К Белле Борисовне Синюхин входит на мягких лапах, вся его длинная, нескладная фигура - смущение и раскаяние, и голос жалкий:
- Можно, Белла Борисовна?
- Что случилось, Синюхин?
- Виноват... И вот пришел, чтобы сказать... извините...
- За что извинить?
- За Петелина...
- Опять Петелин? Что он еще натворил?
- Не он - я... Покрасил тогда чернилами, чтобы на кровь было похоже... и бутылку поставил рядом...
- Для чего ж ты это сделал и почему сразу не признался?
- Со злости.

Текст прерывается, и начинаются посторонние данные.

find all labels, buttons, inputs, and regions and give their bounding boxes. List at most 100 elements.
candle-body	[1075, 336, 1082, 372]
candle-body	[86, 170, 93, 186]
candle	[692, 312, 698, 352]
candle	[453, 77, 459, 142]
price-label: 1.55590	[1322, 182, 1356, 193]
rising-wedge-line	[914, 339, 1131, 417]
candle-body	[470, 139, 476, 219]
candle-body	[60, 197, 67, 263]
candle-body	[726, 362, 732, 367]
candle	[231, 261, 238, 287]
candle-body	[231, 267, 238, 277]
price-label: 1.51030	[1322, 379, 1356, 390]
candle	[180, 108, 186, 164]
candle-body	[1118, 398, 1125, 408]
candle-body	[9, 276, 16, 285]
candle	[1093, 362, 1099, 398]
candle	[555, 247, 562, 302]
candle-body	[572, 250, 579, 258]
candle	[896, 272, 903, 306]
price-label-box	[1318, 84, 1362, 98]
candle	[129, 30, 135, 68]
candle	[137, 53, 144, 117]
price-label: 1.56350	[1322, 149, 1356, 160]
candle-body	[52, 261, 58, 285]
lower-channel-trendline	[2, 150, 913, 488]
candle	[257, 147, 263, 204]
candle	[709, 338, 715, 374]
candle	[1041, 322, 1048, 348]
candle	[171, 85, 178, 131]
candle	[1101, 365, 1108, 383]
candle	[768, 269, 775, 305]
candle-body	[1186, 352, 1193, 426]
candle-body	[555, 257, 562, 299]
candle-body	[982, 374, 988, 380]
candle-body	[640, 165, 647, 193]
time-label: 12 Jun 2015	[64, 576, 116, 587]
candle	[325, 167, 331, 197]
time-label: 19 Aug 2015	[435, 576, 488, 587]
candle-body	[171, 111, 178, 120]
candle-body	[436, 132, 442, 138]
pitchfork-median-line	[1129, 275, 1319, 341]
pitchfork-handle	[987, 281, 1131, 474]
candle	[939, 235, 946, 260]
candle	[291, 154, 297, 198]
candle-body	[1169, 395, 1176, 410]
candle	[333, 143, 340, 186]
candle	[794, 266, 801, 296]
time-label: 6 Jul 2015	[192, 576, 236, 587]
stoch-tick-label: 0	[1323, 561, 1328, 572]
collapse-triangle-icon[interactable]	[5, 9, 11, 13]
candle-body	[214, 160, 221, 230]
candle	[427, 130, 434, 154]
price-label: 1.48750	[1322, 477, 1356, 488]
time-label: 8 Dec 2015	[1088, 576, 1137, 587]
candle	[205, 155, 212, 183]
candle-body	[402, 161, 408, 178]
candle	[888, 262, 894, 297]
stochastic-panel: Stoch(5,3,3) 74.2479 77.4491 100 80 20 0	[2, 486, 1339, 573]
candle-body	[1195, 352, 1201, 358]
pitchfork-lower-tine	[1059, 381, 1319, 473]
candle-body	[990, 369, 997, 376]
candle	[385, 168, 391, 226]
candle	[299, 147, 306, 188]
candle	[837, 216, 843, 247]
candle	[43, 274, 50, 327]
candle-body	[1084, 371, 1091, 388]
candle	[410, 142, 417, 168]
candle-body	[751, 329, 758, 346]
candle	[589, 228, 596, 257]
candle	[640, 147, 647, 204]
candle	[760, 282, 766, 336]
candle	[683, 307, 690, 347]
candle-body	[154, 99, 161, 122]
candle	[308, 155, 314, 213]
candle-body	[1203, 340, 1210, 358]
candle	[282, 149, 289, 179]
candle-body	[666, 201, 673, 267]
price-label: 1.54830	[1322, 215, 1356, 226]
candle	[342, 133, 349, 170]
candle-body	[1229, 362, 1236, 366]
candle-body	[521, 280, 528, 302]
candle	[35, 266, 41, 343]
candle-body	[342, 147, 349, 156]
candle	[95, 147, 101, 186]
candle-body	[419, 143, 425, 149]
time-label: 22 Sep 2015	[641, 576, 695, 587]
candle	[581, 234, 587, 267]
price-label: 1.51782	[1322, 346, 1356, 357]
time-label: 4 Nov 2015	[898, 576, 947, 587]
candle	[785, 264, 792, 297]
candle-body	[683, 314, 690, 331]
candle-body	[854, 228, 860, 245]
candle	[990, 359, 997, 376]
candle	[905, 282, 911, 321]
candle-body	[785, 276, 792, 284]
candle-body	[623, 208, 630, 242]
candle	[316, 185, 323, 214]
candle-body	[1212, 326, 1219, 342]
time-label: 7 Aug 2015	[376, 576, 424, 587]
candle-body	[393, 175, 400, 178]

А сразу побоялся... Разве я знал, что из-за этого такой шум получится... А теперь совесть... - И еще долго тягуче и бессвязно Гарька объясняет Белле Борисовне, как было дело, что из этого вышло и как ему стыдно...
- Ну ладно, - говорит Белла Борисовна, - а Петелину ты это объяснил, у него прощения попросил, ведь пострадал он, а не я?
- Хотел... нарочно к нему ходил, а он не стал слушать...
- Он что - сильно болеет? - спрашивает Белла Борисовна.
- Кто? - прикидываясь непонимающим, спрашивает Гарька.
- Неужели не понятно? Я спрашиваю: Петелин сильно болеет?
- По-моему, он совсем не болеет. Веселый был, с Вавасиком, то есть ну с этим, который у них теперь муж, в шахматы играл...
"Что ты делаешь, Белла? До чего ты опускаешься? Не верь, не верь ни одному слову. И возьми себя в руки, Белла!"
- Что у тебя еще, Синюхин? - спрашивает Белла Борисовна, и Гарька понимает, что-то случилось, только он не может угадать, что именно. Одно ему совершенно ясно - надо сматываться. Где-то совсем близко притаилась опасность!
- Больше ничего, - говорит Гарька, - можно идти?
Вот уже несколько дней подряд, оставаясь наедине с собой, Белла Борисовна ведет спор с невидимым собеседником. Он, этот отсутствующий некто, задает вопросы, она старается отвечать, защищается, порой наступает. Диалог действует Белле Борисовне на нервы, утомляет и... не прекращается. Порой Белле Борисовне кажется - она свихнется, если не поставит точку, если не найдет последнего, решающего слова. Но поставить точку не удается...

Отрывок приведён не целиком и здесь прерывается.